John Ewing / Staff Photographer
The agreement, announced by the department's Office of Civil Rights, addresses inequities under Title IX found in an audit of the athletic programs at Portland and Deering high schools that began in 2011.
"We were chosen randomly," said Melanie Craig, the athletic director at Deering High. "The OCR comes in and they go through every piece of your athletic department. They go back through three years of rosters and they come in and evaluate your facilities."
Two major discrepancies stood out:
• The first was that the district failed to provide girls with athletic opportunities in proportion to their enrollment numbers at either high school in 2010-11 and 2011-12.
"OCR's investigation revealed a disparity of close to 4 percentage points between the enrollment of girls in high school and their participation in the district's athletics programs," the office said in a statement. "Had the district provided equal participation, girls would have been offered approximately 120 additional athletic participation opportunities."
• The second discrepancy was that the district's athletic facilities favored boys. In particular, a room for coaches at Deering High was accessible only through the boys locker room, which also had a team room with benches and a white board.
In addition, the baseball teams at both Deering and Portland play home games at Hadlock Field, a professional minor-league facility that seats 7,000, while the softball teams play at Payson Park (for Portland High) or at Deering High.
"There's obviously a pretty severe discrepancy there," Craig said. "We're never going to be able to build another Hadlock Field, but what can we do to make the playing field a little more level?"
Early in the process, Craig said, there was a fear that programs for boys would have to be cut back in order to comply with Title IX, the transformational 1972 law that prohibits discrimination based on sex in any educational program that receives federal funding.
Instead, Craig said, "the focus was on, how do we make some of these (girls) programs better?"
Construction at Deering High over the summer resulted in a team room for girls similar to that available to the boys, as well as an office for Deering's female coaches.
The district also consolidated its various booster programs under one umbrella to more equitably distribute funds raised outside the school budget. The OCR audit reported widespread use of "volunteer" coaches of boys sports receiving compensation from booster clubs. The same was not true for girls sports, a discrepancy "substantial enough to deny female athletes an equal opportunity to receive coaching," according to the compliance review.
A survey taken in the spring revealed significant interest in adding girls volleyball, the only sport sanctioned by the Maine Principals' Association not currently offered for girls at either school. Accordingly, both Deering and Portland will start volleyball programs beginning next fall.

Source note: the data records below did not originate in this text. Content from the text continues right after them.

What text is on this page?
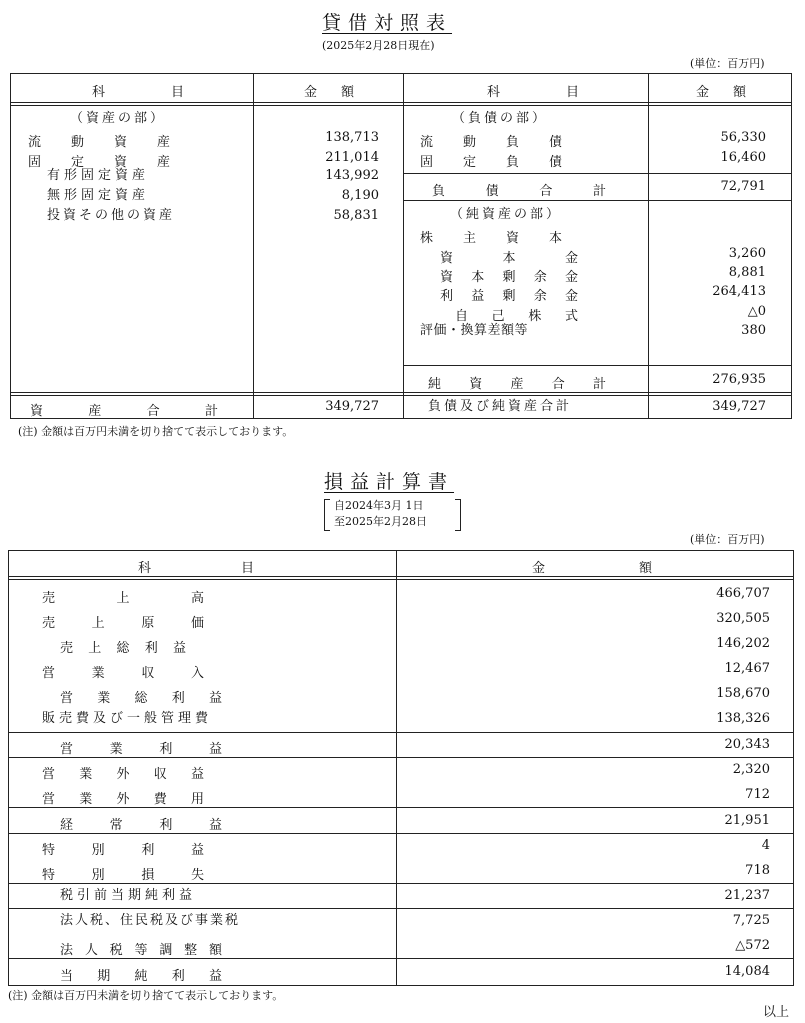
貸借対照表
(2025年2月28日現在)
(単位：百万円)
科	目	金 額	科	目	金 額
（資産の部）
流 動 資 産	138,713
固 定 資 産	211,014
有形固定資産	143,992
無形固定資産	8,190
投資その他の資産	58,831
資	産	合	計	349,727
（負債の部）
流 動 負 債	56,330
固 定 負 債	16,460
負	債	合	計	72,791
（純資産の部）
株 主 資 本
資	本	金	3,260
資 本 剰 余 金	8,881
利 益 剰 余 金	264,413
自 己 株 式	△0
評価・換算差額等	380
純 資 産 合 計	276,935
負債及び純資産合計	349,727
(注) 金額は百万円未満を切り捨てて表示しております。
損益計算書
自2024年3月 1日
至2025年2月28日
(単位：百万円)
科	目	金	額
売	上	高	466,707
売	上	原	価	320,505
売 上 総 利 益	146,202
営	業	収	入	12,467
営 業 総 利 益	158,670
販売費及び一般管理費	138,326
営	業	利	益	20,343
営 業 外 収 益	2,320
営 業 外 費 用	712
経	常	利	益	21,951
特	別	利	益	4
特	別	損	失	718
税引前当期純利益	21,237
法人税、住民税及び事業税	7,725
法 人 税 等 調 整 額	△572
当 期 純 利 益	14,084
(注) 金額は百万円未満を切り捨てて表示しております。
以上
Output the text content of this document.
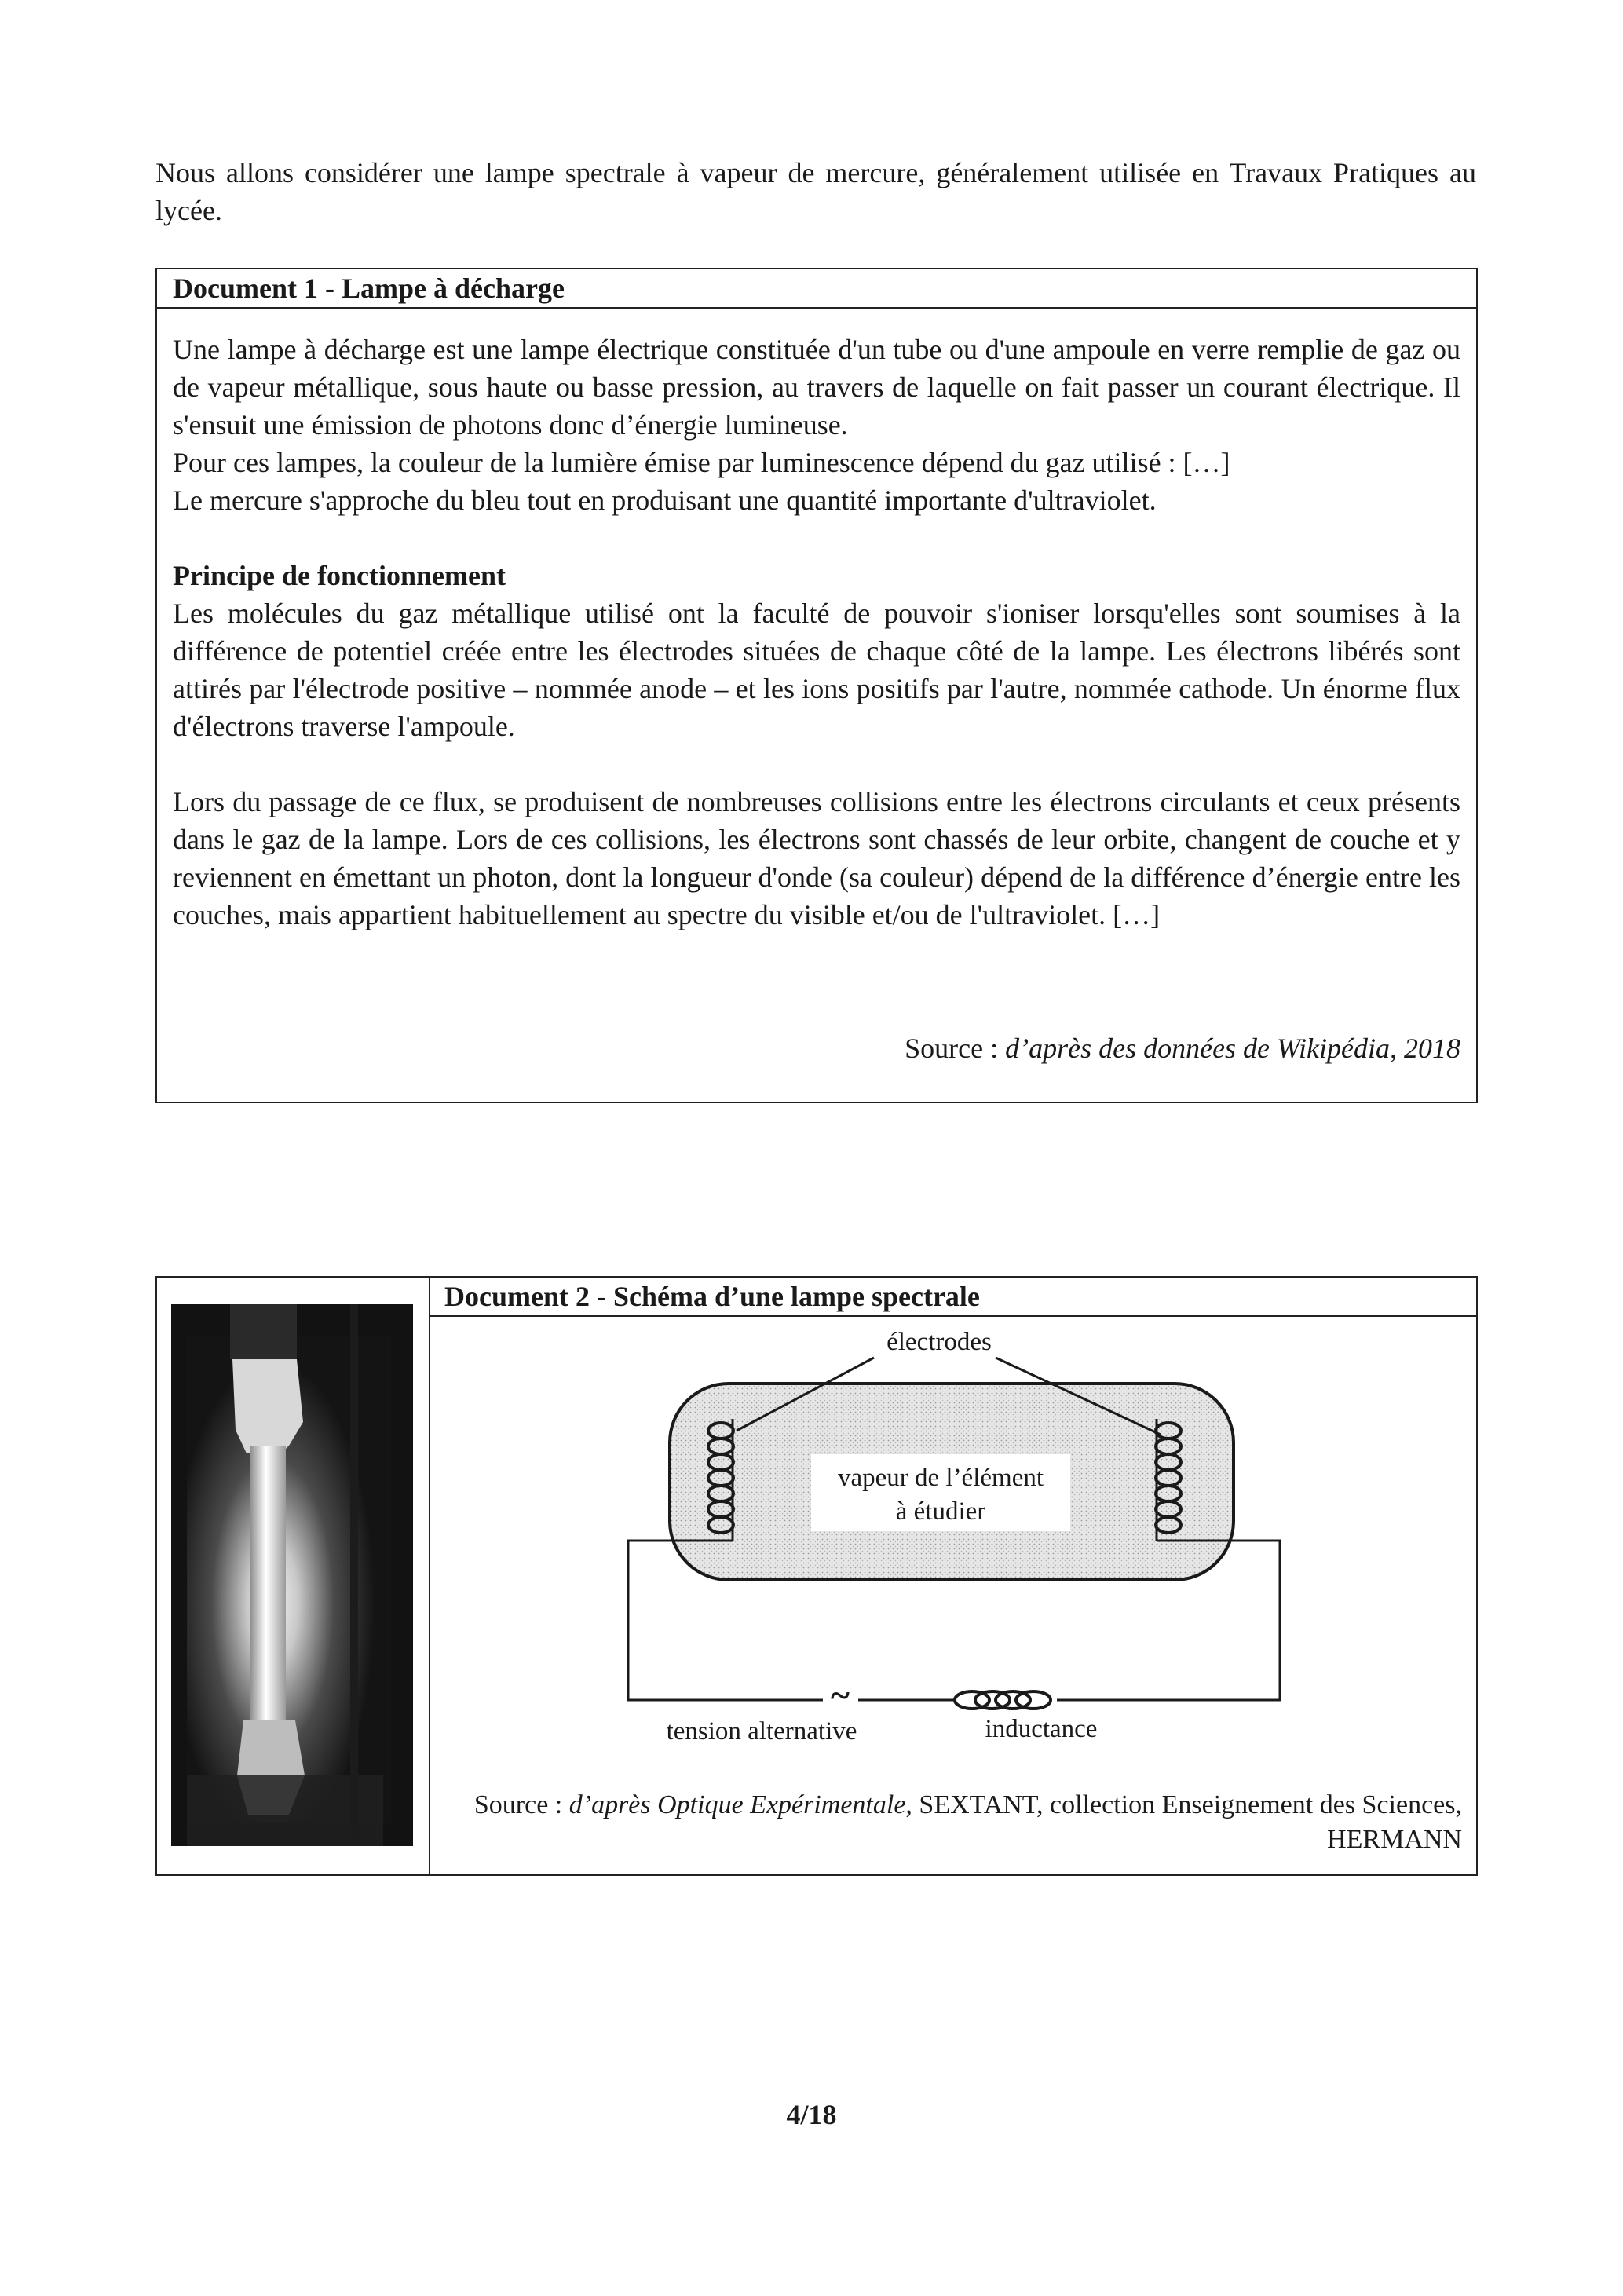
Nous allons considérer une lampe spectrale à vapeur de mercure, généralement utilisée en Travaux Pratiques au lycée.
Document 1 - Lampe à décharge

Une lampe à décharge est une lampe électrique constituée d'un tube ou d'une ampoule en verre remplie de gaz ou de vapeur métallique, sous haute ou basse pression, au travers de laquelle on fait passer un courant électrique. Il s'ensuit une émission de photons donc d’énergie lumineuse.

Pour ces lampes, la couleur de la lumière émise par luminescence dépend du gaz utilisé : […]

Le mercure s'approche du bleu tout en produisant une quantité importante d'ultraviolet.

Principe de fonctionnement

Les molécules du gaz métallique utilisé ont la faculté de pouvoir s'ioniser lorsqu'elles sont soumises à la différence de potentiel créée entre les électrodes situées de chaque côté de la lampe. Les électrons libérés sont attirés par l'électrode positive – nommée anode – et les ions positifs par l'autre, nommée cathode. Un énorme flux d'électrons traverse l'ampoule.

Lors du passage de ce flux, se produisent de nombreuses collisions entre les électrons circulants et ceux présents dans le gaz de la lampe. Lors de ces collisions, les électrons sont chassés de leur orbite, changent de couche et y reviennent en émettant un photon, dont la longueur d'onde (sa couleur) dépend de la différence d’énergie entre les couches, mais appartient habituellement au spectre du visible et/ou de l'ultraviolet. […]

Source : d’après des données de Wikipédia, 2018
Document 2 - Schéma d’une lampe spectrale
électrodes
vapeur de l’élément
à étudier
~
tension alternative	inductance
Source : d’après Optique Expérimentale, SEXTANT, collection Enseignement des Sciences, HERMANN
4/18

Mike Connolly, now in his second year as athletic director at Portland High, said a group of about 20 girls began playing informally this summer at Deering Oaks park and continues to play indoors this fall.
"We're very raw," Connolly said, "but we have a teacher supervising intrasquad scrimmages. There's clearly interest."
Kelly Libby, now entering his third year as the Portland High softball coach, said the field at Payson Park will never be on a par with Hadlock, but significant upgrades are in the works.
"It's been obvious that the girls field wasn't up to even what I thought was a safety standard, let alone equal facilities," he said. "You've got two girls teams and all the parents and fans and there's one (portable toilet). If a lightning storm came up, there would be no place to go, no shelter."
Construction of storage space, enclosed dugouts, concession and bathroom facilities along with new lighting, bleachers and a scoreboard are planned for Payson, where both Portland and Deering will play their softball games and Portland will practice.
"You'll see some of those implemented by spring," Craig said. "It is a process."
Libby, whose softball team doubled its victory total from his first season (one) to his second and saw participation rise from 20 to 22 girls, welcomes the upgrades. "We're excited about that," he said. "It's been a long time coming."
As one who benefited from the changes required by Title IX, Craig reflected on her high school playing days in Rhode Island, her softball career at Saint Joseph's College in Standish and her current stature as one of six female athletic administrators in Maine high schools.
"It is kind of neat," she said. "Girls are playing harder, faster and stronger and it's because of the opportunities we've created to ensure the playing field is equal."
Gone, too, is her initial fear of the OCR audit resulting in reduced opportunities for boys.
"This wasn't about taking away from athletes," Craig said. "What it's done is elevated all of our programs."